Costa Rica News – An American woman living in Costa Rica has been acquitted of her husband’s murder for the second time, though prosecutors say they’ll pursuit another trial.
Monday’s verdict capped the third trial against Ann Patton in her late millionaire husband’s 2010 death.
The 44-year-old was accused of fatally shooting former Wall Street trader John Bender in the neck inside of their glass jungle mansion.
But his widow maintains that Bender, 44, committed suicide after a brief struggle over his gun which followed his suffering years of depression and making similar suicide threats.
The court’s latest unanimous ruling by a three-judge panel, which cited reasonable doubt, follows her being acquitted in his murder in 2013.
She was retried and found guilty in May, 2014, sentencing her to 20 years in prison. She served nine months of that sentence before the guilty verdict was tossed by an appellate court in February. She was then ordered to undergo a retrial in early August, The Tico Times reported.
Being tried outside of the U.S., Patton isn’t entitled to double jeopardy, which would prohibit her from being tried again on the same charges.
Though this week’s verdict is ultimately good news, Patton says she knows that she remains in the crosshairs.
“My gut has been telling me all along that this third time I would actually be heard and that the evidence would be evaluated correctly,” she told The Tico Times. “It’s impossible to say that I’m happy after five years of this, but yes, I’m relieved.”

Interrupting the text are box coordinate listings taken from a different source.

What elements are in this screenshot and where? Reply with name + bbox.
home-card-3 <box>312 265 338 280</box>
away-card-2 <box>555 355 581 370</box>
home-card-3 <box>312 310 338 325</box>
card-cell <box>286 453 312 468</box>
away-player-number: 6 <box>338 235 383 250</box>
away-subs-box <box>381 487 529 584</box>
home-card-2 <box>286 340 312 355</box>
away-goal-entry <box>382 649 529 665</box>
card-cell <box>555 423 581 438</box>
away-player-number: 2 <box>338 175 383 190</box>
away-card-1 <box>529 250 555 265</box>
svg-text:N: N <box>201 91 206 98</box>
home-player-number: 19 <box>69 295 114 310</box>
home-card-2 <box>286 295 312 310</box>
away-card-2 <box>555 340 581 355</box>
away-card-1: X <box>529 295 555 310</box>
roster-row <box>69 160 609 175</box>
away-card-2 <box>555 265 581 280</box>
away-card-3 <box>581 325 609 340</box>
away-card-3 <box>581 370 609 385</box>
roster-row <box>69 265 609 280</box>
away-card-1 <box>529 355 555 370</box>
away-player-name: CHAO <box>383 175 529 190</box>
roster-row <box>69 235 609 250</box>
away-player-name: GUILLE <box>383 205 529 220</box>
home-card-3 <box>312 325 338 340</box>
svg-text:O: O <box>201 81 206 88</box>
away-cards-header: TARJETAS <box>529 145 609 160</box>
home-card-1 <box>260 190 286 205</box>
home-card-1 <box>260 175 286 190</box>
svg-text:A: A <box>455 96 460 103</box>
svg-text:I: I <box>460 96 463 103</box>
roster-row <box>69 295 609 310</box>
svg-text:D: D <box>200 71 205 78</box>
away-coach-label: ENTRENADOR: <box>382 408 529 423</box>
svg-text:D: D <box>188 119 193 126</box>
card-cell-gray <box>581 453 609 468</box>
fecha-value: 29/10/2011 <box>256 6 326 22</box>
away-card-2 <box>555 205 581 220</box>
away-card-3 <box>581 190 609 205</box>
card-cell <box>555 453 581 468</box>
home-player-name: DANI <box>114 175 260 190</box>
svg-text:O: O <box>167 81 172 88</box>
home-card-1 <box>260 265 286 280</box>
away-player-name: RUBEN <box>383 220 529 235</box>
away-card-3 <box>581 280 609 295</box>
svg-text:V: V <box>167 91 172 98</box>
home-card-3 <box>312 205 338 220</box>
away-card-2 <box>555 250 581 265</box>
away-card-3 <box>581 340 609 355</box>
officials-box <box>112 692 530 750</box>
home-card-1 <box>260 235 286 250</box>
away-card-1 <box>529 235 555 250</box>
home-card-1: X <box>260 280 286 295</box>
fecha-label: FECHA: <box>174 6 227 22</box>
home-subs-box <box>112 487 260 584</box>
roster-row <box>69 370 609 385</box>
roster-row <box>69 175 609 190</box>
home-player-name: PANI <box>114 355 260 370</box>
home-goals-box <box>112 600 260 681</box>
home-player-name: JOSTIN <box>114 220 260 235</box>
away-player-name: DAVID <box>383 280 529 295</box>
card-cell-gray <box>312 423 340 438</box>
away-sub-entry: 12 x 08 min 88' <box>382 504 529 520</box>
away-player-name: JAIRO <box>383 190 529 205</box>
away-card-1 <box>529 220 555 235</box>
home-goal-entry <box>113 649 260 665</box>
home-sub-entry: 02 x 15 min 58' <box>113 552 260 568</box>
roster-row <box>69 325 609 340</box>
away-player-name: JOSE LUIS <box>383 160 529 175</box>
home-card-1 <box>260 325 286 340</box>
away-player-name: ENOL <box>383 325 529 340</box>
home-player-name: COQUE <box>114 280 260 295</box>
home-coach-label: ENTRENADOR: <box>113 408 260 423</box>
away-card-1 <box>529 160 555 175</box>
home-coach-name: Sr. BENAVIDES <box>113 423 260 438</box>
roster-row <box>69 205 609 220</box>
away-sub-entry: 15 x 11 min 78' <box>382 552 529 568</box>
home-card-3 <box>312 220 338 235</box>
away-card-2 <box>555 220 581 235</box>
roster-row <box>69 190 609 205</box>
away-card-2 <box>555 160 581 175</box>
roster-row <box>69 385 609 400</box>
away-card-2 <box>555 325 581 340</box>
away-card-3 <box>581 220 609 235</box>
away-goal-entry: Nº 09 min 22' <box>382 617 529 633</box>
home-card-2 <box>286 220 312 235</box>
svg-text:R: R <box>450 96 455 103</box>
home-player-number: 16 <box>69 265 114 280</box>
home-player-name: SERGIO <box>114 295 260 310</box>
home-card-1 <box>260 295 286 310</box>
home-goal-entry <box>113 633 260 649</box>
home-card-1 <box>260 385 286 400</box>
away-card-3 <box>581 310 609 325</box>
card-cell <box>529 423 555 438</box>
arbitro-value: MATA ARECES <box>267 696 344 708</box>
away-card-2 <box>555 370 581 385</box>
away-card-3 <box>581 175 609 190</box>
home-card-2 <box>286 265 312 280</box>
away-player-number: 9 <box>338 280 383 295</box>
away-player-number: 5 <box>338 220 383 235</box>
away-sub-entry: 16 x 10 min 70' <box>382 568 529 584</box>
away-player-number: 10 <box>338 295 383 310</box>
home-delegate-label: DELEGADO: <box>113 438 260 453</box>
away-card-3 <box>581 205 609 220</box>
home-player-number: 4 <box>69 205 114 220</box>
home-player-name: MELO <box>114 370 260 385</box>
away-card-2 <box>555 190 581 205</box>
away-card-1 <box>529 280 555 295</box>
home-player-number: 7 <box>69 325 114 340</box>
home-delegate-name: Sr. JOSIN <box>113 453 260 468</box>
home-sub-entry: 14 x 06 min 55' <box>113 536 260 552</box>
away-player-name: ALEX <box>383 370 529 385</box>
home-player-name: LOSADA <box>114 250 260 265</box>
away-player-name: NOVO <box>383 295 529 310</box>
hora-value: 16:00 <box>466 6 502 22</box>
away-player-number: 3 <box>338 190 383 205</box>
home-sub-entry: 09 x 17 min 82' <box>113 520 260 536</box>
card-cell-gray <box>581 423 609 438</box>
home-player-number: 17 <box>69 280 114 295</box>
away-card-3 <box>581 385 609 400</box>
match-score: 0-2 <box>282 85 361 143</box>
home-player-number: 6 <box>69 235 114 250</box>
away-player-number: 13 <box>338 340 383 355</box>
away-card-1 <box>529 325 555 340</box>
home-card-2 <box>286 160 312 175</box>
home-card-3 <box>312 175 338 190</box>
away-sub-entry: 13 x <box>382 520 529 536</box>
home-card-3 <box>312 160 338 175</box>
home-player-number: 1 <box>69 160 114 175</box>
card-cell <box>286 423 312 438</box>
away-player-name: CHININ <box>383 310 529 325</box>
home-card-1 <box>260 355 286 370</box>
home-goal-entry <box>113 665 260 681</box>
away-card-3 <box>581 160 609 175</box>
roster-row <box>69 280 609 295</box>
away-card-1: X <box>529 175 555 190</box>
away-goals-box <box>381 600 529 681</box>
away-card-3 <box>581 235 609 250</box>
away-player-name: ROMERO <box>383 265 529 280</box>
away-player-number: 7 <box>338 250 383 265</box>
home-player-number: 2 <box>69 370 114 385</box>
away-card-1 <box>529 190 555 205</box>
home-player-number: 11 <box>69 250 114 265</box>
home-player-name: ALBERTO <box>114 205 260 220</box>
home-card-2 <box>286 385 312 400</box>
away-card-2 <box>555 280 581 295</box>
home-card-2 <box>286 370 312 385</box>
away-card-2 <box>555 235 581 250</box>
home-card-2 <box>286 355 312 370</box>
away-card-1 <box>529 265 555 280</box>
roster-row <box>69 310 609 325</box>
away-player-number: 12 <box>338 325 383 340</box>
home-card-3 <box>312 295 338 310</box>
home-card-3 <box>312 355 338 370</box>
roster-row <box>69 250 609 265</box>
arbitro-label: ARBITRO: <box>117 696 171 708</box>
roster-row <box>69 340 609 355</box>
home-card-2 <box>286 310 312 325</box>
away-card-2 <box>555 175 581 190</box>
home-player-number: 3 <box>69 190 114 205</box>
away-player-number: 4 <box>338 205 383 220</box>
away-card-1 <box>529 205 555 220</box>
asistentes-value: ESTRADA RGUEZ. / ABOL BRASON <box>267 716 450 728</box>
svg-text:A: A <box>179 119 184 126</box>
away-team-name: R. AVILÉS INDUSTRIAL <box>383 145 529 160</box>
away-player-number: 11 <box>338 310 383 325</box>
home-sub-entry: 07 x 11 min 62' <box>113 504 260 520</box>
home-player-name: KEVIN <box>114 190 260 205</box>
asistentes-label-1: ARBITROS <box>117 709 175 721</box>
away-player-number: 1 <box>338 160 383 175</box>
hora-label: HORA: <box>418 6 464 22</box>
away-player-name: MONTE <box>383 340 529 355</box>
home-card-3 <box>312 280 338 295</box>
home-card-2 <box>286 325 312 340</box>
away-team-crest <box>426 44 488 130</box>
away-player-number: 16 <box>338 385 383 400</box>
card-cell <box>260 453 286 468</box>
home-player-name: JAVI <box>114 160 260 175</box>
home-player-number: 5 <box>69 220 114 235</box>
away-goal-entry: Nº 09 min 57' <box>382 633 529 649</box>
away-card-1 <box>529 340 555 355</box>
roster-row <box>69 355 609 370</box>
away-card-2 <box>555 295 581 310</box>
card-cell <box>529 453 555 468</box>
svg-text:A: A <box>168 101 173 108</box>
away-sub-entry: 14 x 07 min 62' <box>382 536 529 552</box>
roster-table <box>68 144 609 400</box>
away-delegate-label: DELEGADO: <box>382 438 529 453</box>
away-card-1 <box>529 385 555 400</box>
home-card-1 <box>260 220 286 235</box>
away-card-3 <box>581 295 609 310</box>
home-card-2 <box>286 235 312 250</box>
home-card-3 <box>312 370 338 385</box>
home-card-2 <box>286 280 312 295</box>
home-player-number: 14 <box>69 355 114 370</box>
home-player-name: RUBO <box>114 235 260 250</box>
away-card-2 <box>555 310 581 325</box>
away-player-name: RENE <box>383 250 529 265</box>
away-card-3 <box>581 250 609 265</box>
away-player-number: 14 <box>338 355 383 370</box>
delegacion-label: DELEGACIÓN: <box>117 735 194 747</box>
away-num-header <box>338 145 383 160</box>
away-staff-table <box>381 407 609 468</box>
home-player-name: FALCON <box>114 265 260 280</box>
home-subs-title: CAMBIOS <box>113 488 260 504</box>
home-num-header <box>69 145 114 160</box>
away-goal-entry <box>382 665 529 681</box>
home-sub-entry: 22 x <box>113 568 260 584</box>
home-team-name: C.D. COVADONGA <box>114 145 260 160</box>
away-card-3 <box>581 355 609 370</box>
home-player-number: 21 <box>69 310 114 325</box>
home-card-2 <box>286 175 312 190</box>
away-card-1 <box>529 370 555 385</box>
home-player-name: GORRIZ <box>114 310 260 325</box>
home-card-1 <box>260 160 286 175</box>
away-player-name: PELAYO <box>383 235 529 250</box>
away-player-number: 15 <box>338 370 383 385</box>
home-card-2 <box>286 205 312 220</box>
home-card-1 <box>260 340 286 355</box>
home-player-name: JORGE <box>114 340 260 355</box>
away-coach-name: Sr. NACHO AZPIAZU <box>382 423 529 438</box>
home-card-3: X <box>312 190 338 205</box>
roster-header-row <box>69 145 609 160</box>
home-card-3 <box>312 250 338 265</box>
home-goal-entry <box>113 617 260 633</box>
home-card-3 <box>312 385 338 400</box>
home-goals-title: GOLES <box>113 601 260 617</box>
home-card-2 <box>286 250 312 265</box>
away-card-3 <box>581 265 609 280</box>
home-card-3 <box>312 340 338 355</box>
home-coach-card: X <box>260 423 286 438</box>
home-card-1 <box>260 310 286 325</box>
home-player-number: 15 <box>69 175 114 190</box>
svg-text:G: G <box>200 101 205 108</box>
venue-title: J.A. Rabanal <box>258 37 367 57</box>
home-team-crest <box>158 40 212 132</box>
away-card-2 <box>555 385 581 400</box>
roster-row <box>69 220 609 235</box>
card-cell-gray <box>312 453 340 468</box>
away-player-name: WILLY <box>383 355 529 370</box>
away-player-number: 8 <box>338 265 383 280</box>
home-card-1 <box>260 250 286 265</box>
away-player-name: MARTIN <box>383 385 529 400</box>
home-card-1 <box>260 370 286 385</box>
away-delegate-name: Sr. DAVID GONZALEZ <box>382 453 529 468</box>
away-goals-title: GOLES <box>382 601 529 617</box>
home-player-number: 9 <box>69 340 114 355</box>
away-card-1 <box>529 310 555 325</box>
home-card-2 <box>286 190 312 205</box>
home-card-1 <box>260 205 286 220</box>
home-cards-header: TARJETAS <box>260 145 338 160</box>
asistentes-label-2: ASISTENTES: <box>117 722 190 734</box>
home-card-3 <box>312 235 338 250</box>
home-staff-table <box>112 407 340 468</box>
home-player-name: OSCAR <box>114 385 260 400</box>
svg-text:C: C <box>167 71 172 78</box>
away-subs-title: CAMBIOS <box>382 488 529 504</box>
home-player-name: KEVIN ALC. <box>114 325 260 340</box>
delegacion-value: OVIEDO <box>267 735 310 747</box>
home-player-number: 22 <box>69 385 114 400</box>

While free, some of the work left ahead of her is a lawsuit against her former lawyer.
It seeks not only control of her late husband’s 9.65-square-mile property but the estate’s surrounding 5,000-acre Boracayán wildlife sanctuary.
The Tico Times reports that she’s also seeking the return of $7 million in precious stones which were impounded from their home by the Costa Rican government under claims that that the stones weren’t properly taxed.
In the meantime she’s waiting to see what happens next, with prosecutors already promising to appeal the latest verdict.
The court still holds her passport but she claims to have no plans to flee illegally.